Family explores ties to Wakarusa Valley during museum visit

Evonne Newman Atkins, of Topeka, whose father Leslie Newman was from the Lawrence area, tours exhibits at the Wakarusa River Valley Heritage Museum Saturday, Aug. 5, 2017 during a Newman family reunion. Newman family descendants from around the country were celebrating their reunion in the area, where some of their distant relatives settled in the Wakarusa Valley, a strong Free State abolitionist community.

The nearly 40 people making a Saturday morning visit to the Wakarusa Valley Heritage Museum nodded or raised a hand as Martha Parker read through a list of names.

The names Parker read were those of black families who settled in the Wakarusa Valley west of Lawrence during or soon after the Civil War.

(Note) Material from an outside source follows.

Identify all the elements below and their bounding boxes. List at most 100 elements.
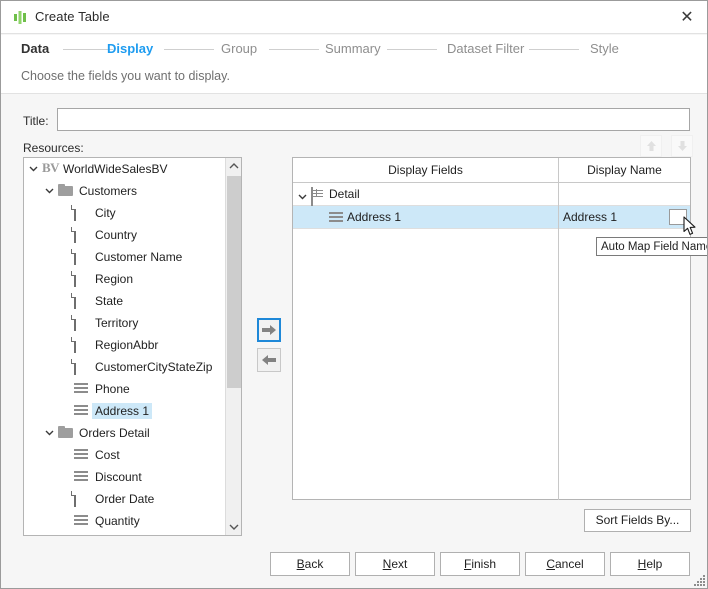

Names of the earliest settlers went unrecognized by the group, but when Parker got to those of Georgie, Kiser, Logan, Mitchell and Montgomery — names of families that settled in the valley in the early 1870s — she got signs of recognition.

Though it wasn’t on Parker’s list, another name, Newman, was a prominent feature of the day’s visit. It was emblazoned on the matching green T-shirts worn by all the members of the group, who were in town for a family reunion. The visit to Lawrence and the Heritage Museum drew Newmans from as far away as Georgia, Nevada and Texas.

And there was good reason they chose Lawrence as their meeting spot. Historically, the city holds a special place in the Newman family history. Verner Newman explained that the Newmans weren’t farmers like those 19th-century Wakarusa Valley settlers Parker had talked about. They were Lawrence residents. His father and grandfather, both also named Verner Newman, lived in North Lawrence and were contractors who plastered the walls of homes and business in the community before the days of sheetrock. His childhood home was 726 Walnut, he said.

But there are also strong, historical ties between the Newmans and some of those early Wakarusa Valley settlers the museum honors. A Kiser married into the Newman family. And there were others at the reunion named Montgomery.

Parker was the executive director of the Wakarusa Valley Heritage Museum for 43 years before she retired earlier this year. She’s also authored two books on the valley’s history, including “Angels of Freedom,” which tells the story of the underground railroad the valley’s early abolitionist settlers operated to secret fugitive slaves on to Topeka and points west and north.

Many of the black valley settlers of the 1870s were former slaves who returned to farm the land they saw during their escape to freedom, Parker said. They remained a vital part of the valley until the construction of Clinton Dam forced them off their land.

Christa Montgomery, of Topeka, said she found the museum displays informative.